How to Maintain a People-Centric Company Culture in a Crisis

How to Maintain a People-Centric Company Culture in a Crisis

A strong company culture includes many essential elements, but a focus on people is one of the most important. Your employees need to feel that the company respects them.

Right now, during a crisis like the COVID-19 pandemic, this fact is arguably more important than ever. Everyone is struggling to some degree right now. If you run an organization or manage a team, one of your core responsibilities is to support your people.

Of course, promoting and sustaining this type of company culture can feel challenging when many (if not all) of your employees might be working from home. Additionally, even if your employees return to the office in the coming weeks and months, the lingering effects of a crisis may still impact their performance.

While every company is different, the following tips can help you cultivate a positive culture both now, and in the near future, when normal operations resume.

Play the Role

You need to strike a delicate balance when you manage a team.
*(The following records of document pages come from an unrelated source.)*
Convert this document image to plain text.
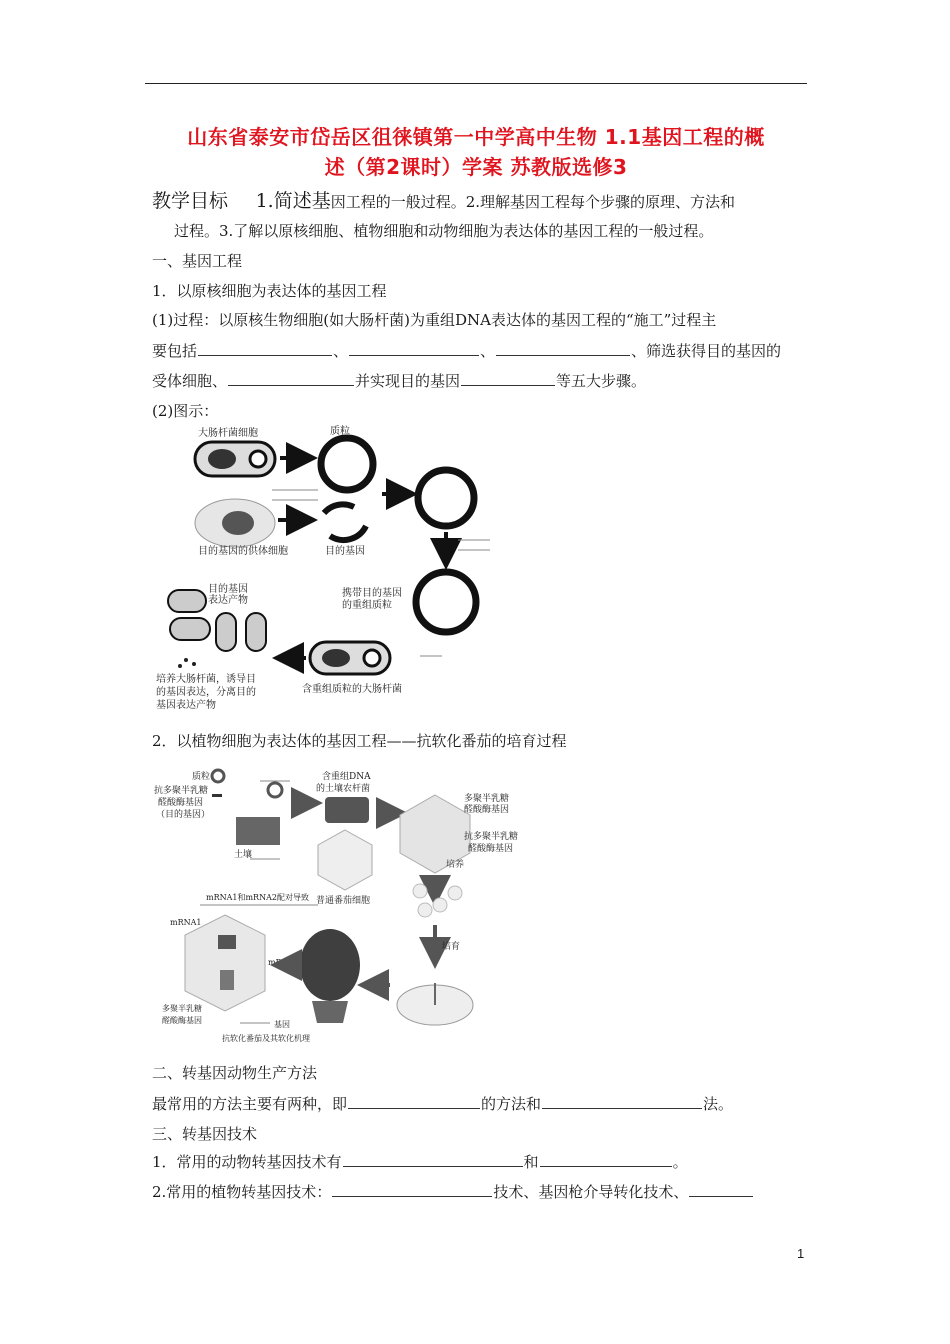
山东省泰安市岱岳区徂徕镇第一中学高中生物 1.1基因工程的概
述（第2课时）学案 苏教版选修3
教学目标 1.简述基因工程的一般过程。2.理解基因工程每个步骤的原理、方法和
过程。3.了解以原核细胞、植物细胞和动物细胞为表达体的基因工程的一般过程。
一、基因工程
1．以原核细胞为表达体的基因工程
(1)过程：以原核生物细胞(如大肠杆菌)为重组DNA表达体的基因工程的“施工”过程主
要包括	、	、	、筛选获得目的基因的
受体细胞、	并实现目的基因	等五大步骤。
(2)图示：
大肠杆菌细胞	质粒
目的基因的供体细胞	目的基因
携带目的基因
的重组质粒
目的基因
表达产物
含重组质粒的大肠杆菌
培养大肠杆菌，诱导目
的基因表达，分离目的
基因表达产物
2．以植物细胞为表达体的基因工程——抗软化番茄的培育过程
质粒
抗多聚半乳糖
醛酸酶基因
（目的基因）
土壤
含重组DNA
的土壤农杆菌
普通番茄细胞
多聚半乳糖
醛酸酶基因
抗多聚半乳糖
醛酸酶基因
培养
培育
mRNA1和mRNA2配对导致
mRNA1
mRNA2
多聚半乳糖
醛酸酶基因	基因
抗软化番茄及其软化机理
二、转基因动物生产方法
最常用的方法主要有两种，即	的方法和	法。
三、转基因技术
1．常用的动物转基因技术有	和	。
2.常用的植物转基因技术：	技术、基因枪介导转化技术、
1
On the one hand, your approach to leadership needs to be authentic. Your employees simply won’t take you seriously if they feel your behavior is fundamentally dishonest or fake.


On the other hand, leading a team does involve being an actor at times—for instance, if you must make a difficult decision, you may not want to broadcast all the options you weighed, the downsides and upsides of each, the stress you felt while deliberating, and so on. Rather, once you decide what to do, you act confidently, regardless if you have lingering doubts.

Right now, it may be most important for you to play the role of a coach, no matter how you may be feeling personally. There’s no doubt the COVID-19 pandemic has taken its toll on your own mental and emotional health, not to mention your company’s bottom line. However, whenever you’re interacting with your team members, you need to be the voice of calm and reason—your actions should communicate realistic optimism. It’s your responsibility to keep morale high.

Modify the Basics

Don’t make the mistake of assuming that cultivating a positive culture right now is completely different than before. The truth is, many of the basic steps you would usually take to boost employee engagement and help your workers feel valued will still be effective now. Things like good communication, reasonable transparency, access to training, and meaningful work are still important.

For example, one of the most basic ways leaders can foster employee engagement is by promoting a more social, collegial environment at work through get-togethers and fun events.

You can still organize such events in some form during the pandemic. A “virtual” happy hour is actually more convenient and inexpensive than a typical night at the bar—use an application like Zoom or Skype to host the party. Thanks to such video chat apps as House Party, planning an office trivia nights is extremely easy as well. 

Odds are good your workers crave a sense of normalcy right now. Provide it. 

Keep People Accountable, But Provide Support

All team leaders need to understand that employees may not be delivering their strongest performance these days. Some of your employees may be caring for children or a sick family member while working from home, or they may have gotten sick themselves. Those who are physically healthy must still manage the anxiety that’s so prevalent right now. 


That said, once again, it’s also important to remember that making people feel “normal” is key right now. This idea applies to the expectations you set for your team. Yes, you should keep in mind that they’re stressed and may not be able to perform as impressively as they did previously. At the same time, you also need to make sure they know you still expect them to do their jobs and take their work seriously. It may seem counterintuitive, but if you hold people to reasonable standards, they may feel more engaged, because they see that their job matters.

Remember to be as specific as possible when communicating expectations. People want to know up-front how they will be assessed—they want to know exactly what constitutes a “good” job.

Setting expectations is the first step; the second is to give people the tools they need to meet these standards. For example, you need to provide the right technologies, which means access to applications like Slack, Zoom, and project management tools, if necessary. Consider other technology requirements as well:

  • Do people have access to fast, reliable Internet at home?
  • Do you have a virtual phone system so your staff can connect with clients?
  • Do people know how to use the technologies you’ve provided?
  • Have you developed protocols and policies for the best use of these technologies?

These are just a few tech-related questions you might want to ask yourself.

Good communication is another aspect of support that’s critical right now. You may want to establish a regular, one-on-one check-in schedule with your team. This can help remote workers feel less alone and reinforce that sense of accountability that’s sometimes lost when people work from home.

The good news is that it’s totally possible to maintain a people-centric culture with distributed, remote teams—you just have to provide the right tools, get creative with virtual events, prioritize communication, and lead with a sense of realistic optimism.